- Nickname: Alistair
- Born: 30 November 1915 Kelso, Scotland
- Died: 23 February 1995 (aged 79)
- Allegiance: United Kingdom
- Branch: Royal Air Force
- Service years: 1939–1945
- Rank: Squadron Leader
- Conflicts: World War II Battle of Britain;
- Awards: 1939–45 Star medal (with the Battle of Britain Clasp)

= Alastair Ogilvy =

Squadron Leader Charles Alexander "Alistair" Ogilvy (30 November 1915 – 23 February 1995) was a British Royal Air Force officer who flew with Fighter Command during the Battle of Britain. Due to records lost during World War II, he was not recognised as one of The Few until after his death.

== Early life ==
Ogilvy, who was known throughout his life as Alastair, was born on 30 November 1915 in Kelso, Scotland, the eldest of five sons. He was educated at Edinburgh Academy. After leaving school he moved to London and worked for the Northern Assurance Company. Whilst living in London Ogilvy played rugby union for the London Scottish rugby club.

== Royal Air Force ==
Ogilvy joined the Royal Air Force Volunteer Reserve in 1939 and was trained as a pilot at RAF Woodley near Reading. He was promoted to Sergeant on 29 September 1940. He joined No. 610 Squadron RAF at RAF Acklington on 14 October 1940 and flew two operational sorties on 25 October 1940, this qualifying him for the Battle of Britain Clasp.

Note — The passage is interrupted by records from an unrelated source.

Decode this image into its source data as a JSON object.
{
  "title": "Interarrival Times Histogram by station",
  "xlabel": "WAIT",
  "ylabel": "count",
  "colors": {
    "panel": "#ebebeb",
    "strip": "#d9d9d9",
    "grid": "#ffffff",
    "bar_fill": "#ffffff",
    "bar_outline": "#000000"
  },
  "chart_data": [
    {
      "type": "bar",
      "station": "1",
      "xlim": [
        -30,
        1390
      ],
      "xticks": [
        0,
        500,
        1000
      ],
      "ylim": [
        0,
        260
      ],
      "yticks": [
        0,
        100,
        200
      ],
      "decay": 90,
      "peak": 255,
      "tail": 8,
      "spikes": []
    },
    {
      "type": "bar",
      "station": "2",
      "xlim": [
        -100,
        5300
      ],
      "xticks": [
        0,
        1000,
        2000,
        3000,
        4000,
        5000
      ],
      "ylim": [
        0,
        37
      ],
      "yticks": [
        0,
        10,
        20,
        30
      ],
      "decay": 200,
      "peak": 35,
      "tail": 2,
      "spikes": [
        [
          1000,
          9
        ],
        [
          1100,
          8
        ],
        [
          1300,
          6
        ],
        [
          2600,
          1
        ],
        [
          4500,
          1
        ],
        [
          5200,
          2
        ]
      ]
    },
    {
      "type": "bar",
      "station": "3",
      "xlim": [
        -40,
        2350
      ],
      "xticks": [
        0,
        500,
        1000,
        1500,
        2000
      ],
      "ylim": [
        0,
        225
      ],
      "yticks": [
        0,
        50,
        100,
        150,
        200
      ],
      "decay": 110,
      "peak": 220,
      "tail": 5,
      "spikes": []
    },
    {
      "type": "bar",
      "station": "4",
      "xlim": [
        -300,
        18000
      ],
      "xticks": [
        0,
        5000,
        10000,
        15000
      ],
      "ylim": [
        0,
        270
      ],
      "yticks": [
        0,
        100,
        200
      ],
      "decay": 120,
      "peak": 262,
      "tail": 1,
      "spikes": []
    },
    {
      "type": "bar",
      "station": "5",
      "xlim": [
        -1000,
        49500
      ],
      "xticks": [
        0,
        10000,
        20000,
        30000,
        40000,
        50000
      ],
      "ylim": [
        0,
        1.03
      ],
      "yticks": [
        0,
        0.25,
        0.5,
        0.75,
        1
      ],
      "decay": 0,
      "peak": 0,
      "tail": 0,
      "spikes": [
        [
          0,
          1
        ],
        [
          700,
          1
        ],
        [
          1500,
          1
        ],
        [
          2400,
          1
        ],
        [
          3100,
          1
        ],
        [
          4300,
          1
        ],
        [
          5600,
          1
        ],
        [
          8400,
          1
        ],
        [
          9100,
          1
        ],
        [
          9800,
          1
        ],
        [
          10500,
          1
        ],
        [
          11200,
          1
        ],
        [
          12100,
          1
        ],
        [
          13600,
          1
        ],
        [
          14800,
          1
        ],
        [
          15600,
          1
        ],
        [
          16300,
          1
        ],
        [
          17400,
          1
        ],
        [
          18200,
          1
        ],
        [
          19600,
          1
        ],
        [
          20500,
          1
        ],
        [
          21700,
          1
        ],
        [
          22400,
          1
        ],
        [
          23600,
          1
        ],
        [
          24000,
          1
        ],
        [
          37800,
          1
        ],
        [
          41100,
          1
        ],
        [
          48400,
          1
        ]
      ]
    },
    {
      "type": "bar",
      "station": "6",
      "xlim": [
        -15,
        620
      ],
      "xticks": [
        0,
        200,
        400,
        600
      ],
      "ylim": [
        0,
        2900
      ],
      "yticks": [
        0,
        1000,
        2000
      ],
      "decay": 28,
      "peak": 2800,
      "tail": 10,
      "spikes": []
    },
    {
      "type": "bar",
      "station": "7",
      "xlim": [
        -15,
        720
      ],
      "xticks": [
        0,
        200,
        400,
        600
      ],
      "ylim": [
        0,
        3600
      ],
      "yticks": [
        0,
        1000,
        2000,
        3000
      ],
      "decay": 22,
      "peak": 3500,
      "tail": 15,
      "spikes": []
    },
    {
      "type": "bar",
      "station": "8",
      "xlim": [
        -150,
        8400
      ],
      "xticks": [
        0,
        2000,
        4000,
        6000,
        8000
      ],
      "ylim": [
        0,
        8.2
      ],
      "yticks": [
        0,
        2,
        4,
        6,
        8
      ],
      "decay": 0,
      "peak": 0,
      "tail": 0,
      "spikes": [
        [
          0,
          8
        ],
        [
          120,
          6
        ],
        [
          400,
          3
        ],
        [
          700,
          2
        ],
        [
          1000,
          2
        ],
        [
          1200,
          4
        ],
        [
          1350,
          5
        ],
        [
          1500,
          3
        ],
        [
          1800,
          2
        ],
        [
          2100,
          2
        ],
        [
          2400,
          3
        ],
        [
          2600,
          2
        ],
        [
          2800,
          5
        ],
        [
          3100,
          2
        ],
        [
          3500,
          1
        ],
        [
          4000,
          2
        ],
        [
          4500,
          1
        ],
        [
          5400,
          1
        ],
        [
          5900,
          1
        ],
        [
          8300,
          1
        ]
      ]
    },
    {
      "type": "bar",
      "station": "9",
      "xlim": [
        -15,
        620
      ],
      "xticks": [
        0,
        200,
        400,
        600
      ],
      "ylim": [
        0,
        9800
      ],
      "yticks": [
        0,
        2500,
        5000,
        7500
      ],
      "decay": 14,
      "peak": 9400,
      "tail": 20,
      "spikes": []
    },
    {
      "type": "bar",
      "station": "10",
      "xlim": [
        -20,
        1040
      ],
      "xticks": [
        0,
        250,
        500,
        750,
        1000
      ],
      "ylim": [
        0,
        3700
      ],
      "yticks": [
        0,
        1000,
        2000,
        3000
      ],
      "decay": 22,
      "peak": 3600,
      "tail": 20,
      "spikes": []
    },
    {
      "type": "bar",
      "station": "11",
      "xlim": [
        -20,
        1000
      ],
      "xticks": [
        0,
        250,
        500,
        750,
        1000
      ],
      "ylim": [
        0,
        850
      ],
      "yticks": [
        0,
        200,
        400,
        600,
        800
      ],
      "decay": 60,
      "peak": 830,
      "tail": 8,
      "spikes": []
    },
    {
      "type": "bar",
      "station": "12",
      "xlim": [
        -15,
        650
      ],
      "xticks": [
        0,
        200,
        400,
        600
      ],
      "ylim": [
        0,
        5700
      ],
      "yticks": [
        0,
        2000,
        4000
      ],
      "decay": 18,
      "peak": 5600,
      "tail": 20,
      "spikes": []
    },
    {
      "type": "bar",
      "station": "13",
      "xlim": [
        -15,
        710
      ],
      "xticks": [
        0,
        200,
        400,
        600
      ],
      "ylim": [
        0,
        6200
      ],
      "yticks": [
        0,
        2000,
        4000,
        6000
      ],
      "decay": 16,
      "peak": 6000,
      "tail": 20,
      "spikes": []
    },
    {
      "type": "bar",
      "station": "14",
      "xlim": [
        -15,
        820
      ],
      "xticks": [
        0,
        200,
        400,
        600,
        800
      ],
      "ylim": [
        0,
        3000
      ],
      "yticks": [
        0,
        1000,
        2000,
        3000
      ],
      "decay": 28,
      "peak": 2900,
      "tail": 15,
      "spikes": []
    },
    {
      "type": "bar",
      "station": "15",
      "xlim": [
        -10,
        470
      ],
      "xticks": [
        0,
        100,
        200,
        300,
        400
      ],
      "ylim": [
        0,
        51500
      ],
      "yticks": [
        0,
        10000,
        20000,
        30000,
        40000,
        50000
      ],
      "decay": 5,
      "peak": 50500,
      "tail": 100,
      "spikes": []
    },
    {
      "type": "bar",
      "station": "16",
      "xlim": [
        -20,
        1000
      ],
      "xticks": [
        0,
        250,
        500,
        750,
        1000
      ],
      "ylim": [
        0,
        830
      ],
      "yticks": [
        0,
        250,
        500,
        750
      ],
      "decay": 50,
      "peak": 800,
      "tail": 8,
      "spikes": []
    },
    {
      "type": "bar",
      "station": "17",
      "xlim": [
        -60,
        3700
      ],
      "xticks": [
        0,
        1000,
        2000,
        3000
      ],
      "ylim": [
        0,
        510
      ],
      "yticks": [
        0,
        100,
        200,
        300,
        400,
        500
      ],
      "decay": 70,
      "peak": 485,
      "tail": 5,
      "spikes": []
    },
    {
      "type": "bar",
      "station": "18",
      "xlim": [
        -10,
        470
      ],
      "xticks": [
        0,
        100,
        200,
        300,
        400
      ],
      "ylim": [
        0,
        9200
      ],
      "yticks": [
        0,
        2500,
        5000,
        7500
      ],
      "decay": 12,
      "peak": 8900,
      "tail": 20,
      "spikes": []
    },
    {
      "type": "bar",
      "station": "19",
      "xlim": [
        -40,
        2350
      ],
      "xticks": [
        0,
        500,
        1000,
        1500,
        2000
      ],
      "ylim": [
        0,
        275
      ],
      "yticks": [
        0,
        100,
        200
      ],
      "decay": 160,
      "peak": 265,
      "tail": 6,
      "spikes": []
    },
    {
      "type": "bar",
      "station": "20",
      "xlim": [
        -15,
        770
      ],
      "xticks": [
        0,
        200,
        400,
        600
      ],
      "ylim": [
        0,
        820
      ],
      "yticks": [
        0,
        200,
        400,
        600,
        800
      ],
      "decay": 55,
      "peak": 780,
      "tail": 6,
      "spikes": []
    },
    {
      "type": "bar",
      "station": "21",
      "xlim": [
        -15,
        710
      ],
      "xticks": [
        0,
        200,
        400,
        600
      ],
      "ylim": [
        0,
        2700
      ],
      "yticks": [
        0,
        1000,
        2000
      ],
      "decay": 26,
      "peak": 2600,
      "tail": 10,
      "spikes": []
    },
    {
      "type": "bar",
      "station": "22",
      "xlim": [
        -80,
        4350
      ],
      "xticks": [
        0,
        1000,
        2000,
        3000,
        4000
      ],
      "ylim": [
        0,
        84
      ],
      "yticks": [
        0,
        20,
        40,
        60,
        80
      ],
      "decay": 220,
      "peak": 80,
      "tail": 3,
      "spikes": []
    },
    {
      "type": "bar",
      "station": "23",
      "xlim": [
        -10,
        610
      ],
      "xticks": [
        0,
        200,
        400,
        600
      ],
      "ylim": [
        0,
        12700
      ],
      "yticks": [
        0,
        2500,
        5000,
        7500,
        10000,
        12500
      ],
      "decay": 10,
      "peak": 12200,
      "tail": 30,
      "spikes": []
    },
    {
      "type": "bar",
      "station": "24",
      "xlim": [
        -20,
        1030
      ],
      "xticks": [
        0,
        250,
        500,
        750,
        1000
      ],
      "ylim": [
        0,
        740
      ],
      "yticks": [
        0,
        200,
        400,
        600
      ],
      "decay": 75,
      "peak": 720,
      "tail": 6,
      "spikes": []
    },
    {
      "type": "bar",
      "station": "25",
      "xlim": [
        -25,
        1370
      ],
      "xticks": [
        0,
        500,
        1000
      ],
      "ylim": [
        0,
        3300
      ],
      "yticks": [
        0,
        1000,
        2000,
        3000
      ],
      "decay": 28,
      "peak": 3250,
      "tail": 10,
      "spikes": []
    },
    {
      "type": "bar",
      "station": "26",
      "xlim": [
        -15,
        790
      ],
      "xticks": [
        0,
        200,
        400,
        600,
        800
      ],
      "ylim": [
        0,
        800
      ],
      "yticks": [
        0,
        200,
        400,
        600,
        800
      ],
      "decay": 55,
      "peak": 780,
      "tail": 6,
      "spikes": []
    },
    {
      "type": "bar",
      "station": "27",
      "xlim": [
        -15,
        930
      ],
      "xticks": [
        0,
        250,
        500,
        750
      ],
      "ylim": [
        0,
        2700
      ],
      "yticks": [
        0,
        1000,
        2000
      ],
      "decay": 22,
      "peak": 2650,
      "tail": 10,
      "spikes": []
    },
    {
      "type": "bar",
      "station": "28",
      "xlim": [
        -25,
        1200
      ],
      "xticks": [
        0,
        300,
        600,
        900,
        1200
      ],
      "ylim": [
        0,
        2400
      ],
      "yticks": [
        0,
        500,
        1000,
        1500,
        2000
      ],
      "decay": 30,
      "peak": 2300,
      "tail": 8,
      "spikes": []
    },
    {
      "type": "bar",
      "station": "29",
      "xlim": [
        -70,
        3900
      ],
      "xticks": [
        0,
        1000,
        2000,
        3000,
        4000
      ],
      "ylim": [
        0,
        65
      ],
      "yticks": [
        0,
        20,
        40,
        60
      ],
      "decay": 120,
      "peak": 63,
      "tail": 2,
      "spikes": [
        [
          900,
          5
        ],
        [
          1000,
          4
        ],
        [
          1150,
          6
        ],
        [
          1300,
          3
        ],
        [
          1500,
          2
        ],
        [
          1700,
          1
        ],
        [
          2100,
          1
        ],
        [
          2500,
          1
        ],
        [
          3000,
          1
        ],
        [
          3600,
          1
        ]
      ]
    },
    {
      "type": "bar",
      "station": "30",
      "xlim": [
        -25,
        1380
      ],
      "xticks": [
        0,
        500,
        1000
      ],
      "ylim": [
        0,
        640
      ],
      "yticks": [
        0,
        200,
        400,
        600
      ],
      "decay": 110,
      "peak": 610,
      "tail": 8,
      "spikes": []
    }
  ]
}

Ogilvy was posted to RAF Cranwell as a flying instructor, where he trained more than 120 pilots over a 3-year period in over 1,000 flights. He was commissioned on 29 September 1941 and promoted to the rank of Flight Lieutenant on 29 September 1942.

He was posted to No. 622 Squadron RAF at RAF Mildenhall in 1945, flying Lancaster bombers, and took part in 16 bombing raids, as well as Operations Manna (delivering food parcels to the Netherlands), Exodus (bringing home British prisoners of war), Baedecker, and Dodge Bari.

== Later life ==
Ogilvy had married in 1939 and had two daughters, Anne born in 1940 and Susan born in 1942.

After the end of the war Ogilvy returned to the insurance business. He continued to play rugby union for the London Scottish rugby club, captaining the 1st XV in 1946–7 season.

He finally retired in 1985 by which time he was a director and secretary of the Reinsurance Offices Association. He enjoyed his golf and garden, and was a Church warden. Ogilvy died, aged 79, on 23 February 1995.

== Recognition as one of The Few ==
Upon the death of her mother, Susan, Ogilvy's daughter, found that her father's 1939–45 Star medal had a Battle of Britain Clasp on it. She also found records that showed her father had flown Spitfires and took part in two sorties on 25 October 1940. She hired a researcher and contacted the Battle of Britain Memorial Committee to start the process of verifying her father's wartime records.

Initially it was believed that Ogilvy's name could not be added to the Battle of Britain London Monument but after support from a company, the name was added to the bronze panel.

Ogilvy's name was unveiled on 26 July 2010. Present were Ogilvy's daughter, Susan, Robert Foster (pilot), the Chairman of the Battle of Britain Fighter Association, Councillor Robert Davis, Deputy Leader Westminster City Council, Michael Conway, managing director FM Conway (who had funded the addition), and Air Commodore Gordon Bruce, representing the Chief of the Air Staff.